In this case, we've created an `Imputer` that uses **linear interpolation** to impute `salary` and **quadratic interpolation** to impute `weight`. This is just another example of how we can use `imp_kwgs` along with a column or strategy to fine-tune the imputation algorithm itself when we create an instance of an `Imputer`.

#### Revisiting Imputer Model Fitting
In the code samples above, we introduce the concept of a **series-imputer**. Remember that the `strategy` for each column in a `SingleImputer` is simply a key that maps to a series-imputer class prefixed by the strategy's name. Also recall that the `SingleImputer` delegates work to the series-imputer that corresponds to a specified strategy. The series-imputer then implements the algorithm on behalf of the `SingleImputer` and returns the results.

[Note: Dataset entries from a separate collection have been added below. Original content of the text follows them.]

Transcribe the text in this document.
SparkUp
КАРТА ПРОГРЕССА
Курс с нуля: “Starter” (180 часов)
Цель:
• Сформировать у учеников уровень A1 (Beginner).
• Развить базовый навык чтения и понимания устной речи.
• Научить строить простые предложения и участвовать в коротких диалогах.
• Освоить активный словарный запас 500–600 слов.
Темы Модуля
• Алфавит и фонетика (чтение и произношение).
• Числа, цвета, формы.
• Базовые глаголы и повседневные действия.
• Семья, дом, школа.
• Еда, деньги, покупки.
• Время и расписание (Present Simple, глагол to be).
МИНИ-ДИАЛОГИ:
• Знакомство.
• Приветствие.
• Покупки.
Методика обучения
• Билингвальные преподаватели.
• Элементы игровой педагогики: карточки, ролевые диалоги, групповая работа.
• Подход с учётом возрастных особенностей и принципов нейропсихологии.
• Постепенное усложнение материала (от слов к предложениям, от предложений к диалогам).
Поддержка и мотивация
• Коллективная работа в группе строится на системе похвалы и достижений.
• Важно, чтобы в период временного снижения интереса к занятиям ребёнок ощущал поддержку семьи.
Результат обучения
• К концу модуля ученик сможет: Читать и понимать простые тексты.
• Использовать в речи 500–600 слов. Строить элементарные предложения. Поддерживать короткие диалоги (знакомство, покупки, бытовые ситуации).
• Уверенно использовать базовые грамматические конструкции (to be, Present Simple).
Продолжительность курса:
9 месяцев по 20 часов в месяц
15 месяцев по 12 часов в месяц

Let's return to the `si_dict` imputer. We'll access its statistics, which contain each strategy's respective series-imputer.

In [None]:
si_dict.statistics_

The `si_dict` `Imputer` delegates the work for `gender` to the `CategoricalImputer`, which in turn fits the categorical imputation model. Similarly, the `SingleImputer` delegates the work for `salary` to the `PMMImptuer`, which in turn fits the pmm imputation model. In this case, we did not tune the arguments for the `PMMImputer`, as we left the `imp_kwgs` set to `None`.

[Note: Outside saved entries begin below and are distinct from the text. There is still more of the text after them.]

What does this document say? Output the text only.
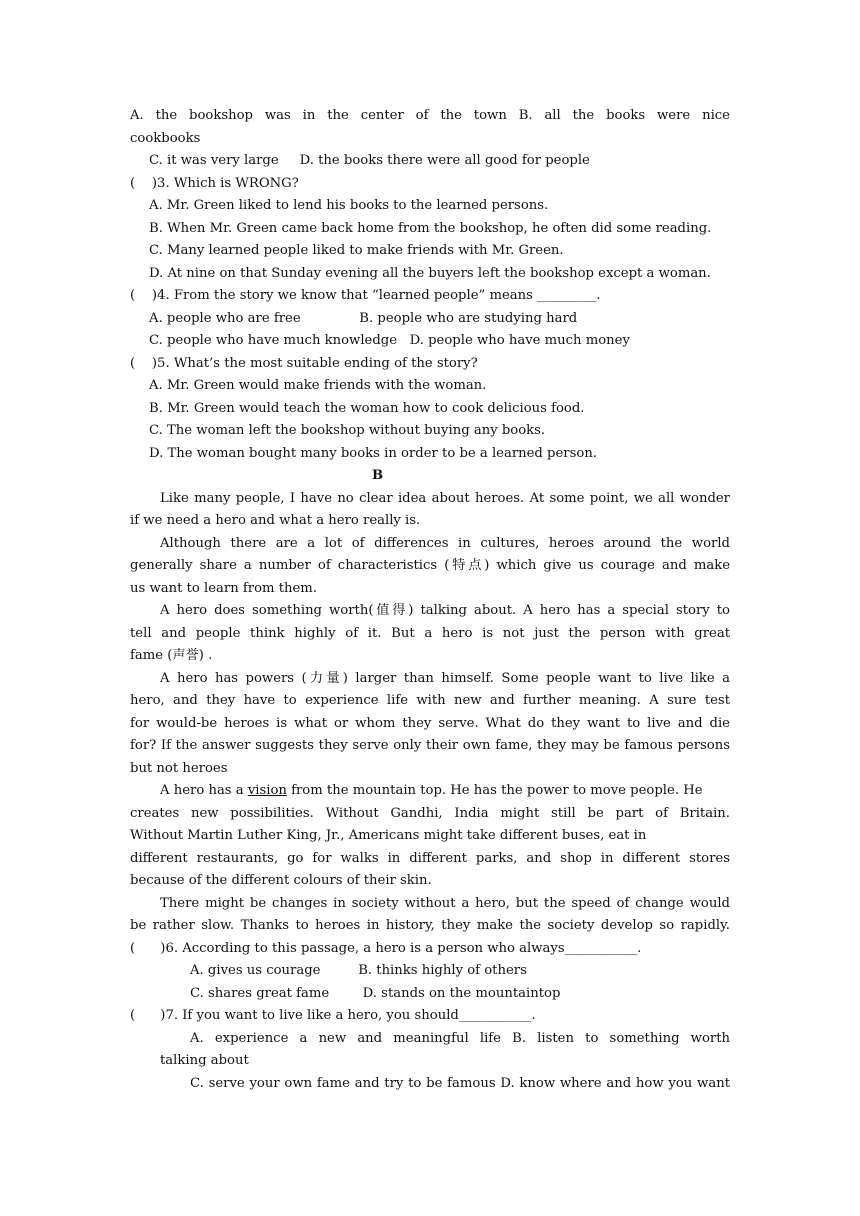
A. the bookshop was in the center of the town B. all the books were nice
cookbooks
C. it was very large     D. the books there were all good for people
(    )3. Which is WRONG?
A. Mr. Green liked to lend his books to the learned persons.
B. When Mr. Green came back home from the bookshop, he often did some reading.
C. Many learned people liked to make friends with Mr. Green.
D. At nine on that Sunday evening all the buyers left the bookshop except a woman.
(    )4. From the story we know that “learned people” means _________.
A. people who are free              B. people who are studying hard
C. people who have much knowledge   D. people who have much money
(    )5. What’s the most suitable ending of the story?
A. Mr. Green would make friends with the woman.
B. Mr. Green would teach the woman how to cook delicious food.
C. The woman left the bookshop without buying any books.
D. The woman bought many books in order to be a learned person.
B
Like many people, I have no clear idea about heroes. At some point, we all wonder
if we need a hero and what a hero really is.
Although there are a lot of differences in cultures, heroes around the world
generally share a number of characteristics (特点) which give us courage and make
us want to learn from them.
A hero does something worth(值得) talking about. A hero has a special story to
tell and people think highly of it. But a hero is not just the person with great
fame (声誉) .
A hero has powers (力量) larger than himself. Some people want to live like a
hero, and they have to experience life with new and further meaning. A sure test
for would-be heroes is what or whom they serve. What do they want to live and die
for? If the answer suggests they serve only their own fame, they may be famous persons
but not heroes
A hero has a vision from the mountain top. He has the power to move people. He
creates new possibilities. Without Gandhi, India might still be part of Britain.
Without Martin Luther King, Jr., Americans might take different buses, eat in
different restaurants, go for walks in different parks, and shop in different stores
because of the different colours of their skin.
There might be changes in society without a hero, but the speed of change would
be rather slow. Thanks to heroes in history, they make the society develop so rapidly.
(      )6. According to this passage, a hero is a person who always___________.
A. gives us courage         B. thinks highly of others
C. shares great fame        D. stands on the mountaintop
(      )7. If you want to live like a hero, you should___________.
A. experience a new and meaningful life B. listen to something worth
talking about
C. serve your own fame and try to be famous D. know where and how you want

Now let's look at the `Imputer` we created with the `interpolate` strategy.

In [None]:
si_interp.statistics_

In this case, we created an `Imputer` and we also set custom `imp_kwgs` for the **type of interpolation we wanted for each column**. As a result, the `si_interp` `Imputer` delegates the work for `salary` to the `InterpolateImputer`, with `fill_strategy` set to `linear`. Similarly, the `si_interp` `Imputer` delegates the work for `weight` to another `InterpolateImputer`, wich uses `quadratic` instead of `linear` for its `fill_strategy`. Each column gets a **separate instance** of the `InterpolateImputer`, which does the imputation work for column it's supposed to impute. These series-imputers act independently of one another to fit an imputation model for the column they've been assigned to.

This **design pattern** is inherently robust and flexible. The `SingleImputer` focuses on all the class setup, error handling, and dirty work to make the `Imputer` easy, familiar, and flexible. It then prepares the data for all strategy-specific series-imputers to handle. But in the end, the `SingleImputer` delegates all the imputation work and simply waits for the results of each strategy-specific series-imputer to do its job. This makes it easy to identify a bug should something break down during imputation because we've isolated responsibilities and independently delegated work for each column's imputation.